These chilli bites, also known as Bhajias or Pakoras, are
simple to make and simply delicious as a snack or served as a vegetable dish
with a curry. The aroma when cooking the vegetables in the oven is enough to
draw crowds and it’s hard to wait for the little morsels to be fried in their batter. Golden
and crispy, they crunch with every bite and everyone comes back for more.
Ingredients:
500g baby finger brinjals, stems removed and cut
lengthways.
500g baby courgettes, topped and tailed and cut in half
lengthways
*** If the brinjals or courgettes are longer than 3
inches, cut them into 2-3 inch lengths.
45-60ml olive oil (or sunflower oil)
Sea salt and freshly ground black pepper
Hanneica’s Steak and Chops seasoning
Cayenne pepper or red chilli powder
1 packet Chilli Bite Mix
Oil for frying
Method:
Preheat the oven to 180˚C.
Soak the brinjal in salted water for 20-30 minutes to
remove any bitterness. Rinse and dry on absorbent kitchen paper or on a clean
tea towel.
Place the brinjal with the prepared courgettes in a large
mixing bowl and pour over the oil. Mix them around to ensure all the pieces are
covered with oil. Spread the vegetables over a baking tray and season with sea salt and black pepper. Sprinkle over steak and chops seasoning and cayenne pepper or red chilli powder. Roast in the
oven for 20-25 minutes; the vegetables will be just cooked, but not too golden.
Allow to cool.
Meanwhile make up your chilli bite mix by adding
sufficient water to create a batter of the consistency of pancake batter,
whisking to ensure the batter is not lumpy. When the vegetables have cooled,
add them to the batter and mix through gently so as not to break up the pieces.
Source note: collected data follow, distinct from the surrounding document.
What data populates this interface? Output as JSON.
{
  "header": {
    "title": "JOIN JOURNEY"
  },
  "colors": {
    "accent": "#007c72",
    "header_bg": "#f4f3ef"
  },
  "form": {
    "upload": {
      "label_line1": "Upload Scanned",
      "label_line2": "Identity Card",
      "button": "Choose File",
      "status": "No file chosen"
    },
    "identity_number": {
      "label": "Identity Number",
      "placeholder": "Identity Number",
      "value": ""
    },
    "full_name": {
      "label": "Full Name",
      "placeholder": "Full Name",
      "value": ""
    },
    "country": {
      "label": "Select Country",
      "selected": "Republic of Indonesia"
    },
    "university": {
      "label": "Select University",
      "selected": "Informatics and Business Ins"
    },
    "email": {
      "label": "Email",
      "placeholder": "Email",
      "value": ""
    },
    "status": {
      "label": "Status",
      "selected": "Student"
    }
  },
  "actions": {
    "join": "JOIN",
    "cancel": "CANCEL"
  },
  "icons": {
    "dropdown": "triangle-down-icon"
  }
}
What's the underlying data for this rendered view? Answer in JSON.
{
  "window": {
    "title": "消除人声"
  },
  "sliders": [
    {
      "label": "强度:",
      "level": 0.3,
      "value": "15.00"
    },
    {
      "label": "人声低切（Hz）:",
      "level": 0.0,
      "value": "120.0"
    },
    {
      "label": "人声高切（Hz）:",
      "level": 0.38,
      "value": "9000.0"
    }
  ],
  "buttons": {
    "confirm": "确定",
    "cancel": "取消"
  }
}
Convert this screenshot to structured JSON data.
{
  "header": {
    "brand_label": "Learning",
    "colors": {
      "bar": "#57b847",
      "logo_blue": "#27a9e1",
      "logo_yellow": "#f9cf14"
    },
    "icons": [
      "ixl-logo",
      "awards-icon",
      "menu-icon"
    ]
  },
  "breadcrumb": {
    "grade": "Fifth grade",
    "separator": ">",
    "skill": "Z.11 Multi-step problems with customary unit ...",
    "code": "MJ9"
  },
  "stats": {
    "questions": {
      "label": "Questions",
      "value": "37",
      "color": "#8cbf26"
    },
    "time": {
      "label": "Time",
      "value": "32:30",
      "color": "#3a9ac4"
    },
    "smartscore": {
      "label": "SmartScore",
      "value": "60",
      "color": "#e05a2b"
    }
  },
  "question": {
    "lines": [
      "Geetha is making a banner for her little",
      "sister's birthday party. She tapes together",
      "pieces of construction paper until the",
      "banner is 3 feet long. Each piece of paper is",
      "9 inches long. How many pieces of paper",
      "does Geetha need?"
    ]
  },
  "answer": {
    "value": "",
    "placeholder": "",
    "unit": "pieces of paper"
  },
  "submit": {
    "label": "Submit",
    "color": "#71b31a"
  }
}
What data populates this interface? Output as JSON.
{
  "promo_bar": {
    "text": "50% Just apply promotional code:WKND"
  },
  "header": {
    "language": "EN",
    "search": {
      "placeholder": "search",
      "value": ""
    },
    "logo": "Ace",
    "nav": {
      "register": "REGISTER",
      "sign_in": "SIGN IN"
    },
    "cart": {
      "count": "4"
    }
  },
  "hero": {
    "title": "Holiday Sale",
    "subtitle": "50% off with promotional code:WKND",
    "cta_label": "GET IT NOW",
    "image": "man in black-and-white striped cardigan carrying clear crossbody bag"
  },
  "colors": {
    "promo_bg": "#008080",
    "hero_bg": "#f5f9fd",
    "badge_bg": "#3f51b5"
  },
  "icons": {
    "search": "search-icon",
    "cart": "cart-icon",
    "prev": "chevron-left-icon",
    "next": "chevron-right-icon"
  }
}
With a spoon, select pieces one by one and drop them in hot oil to fry. This
will need to be done in batches; don’t be tempted to add to many at once as
this will drop the temperature of the oil and the bhajias will sauté, rather
than fry crispy. Once the chilli bites are golden and crispy, remove them from
the oil to a plate lined with absorbent kitchen paper to drain. Repeat the
frying with consecutive batches in the oil until all the vegetable pieces have been
made into chilli bites.
Serve hot and crispy as a snack with a dipping sauce or
chutney, or as a side dish to a curry.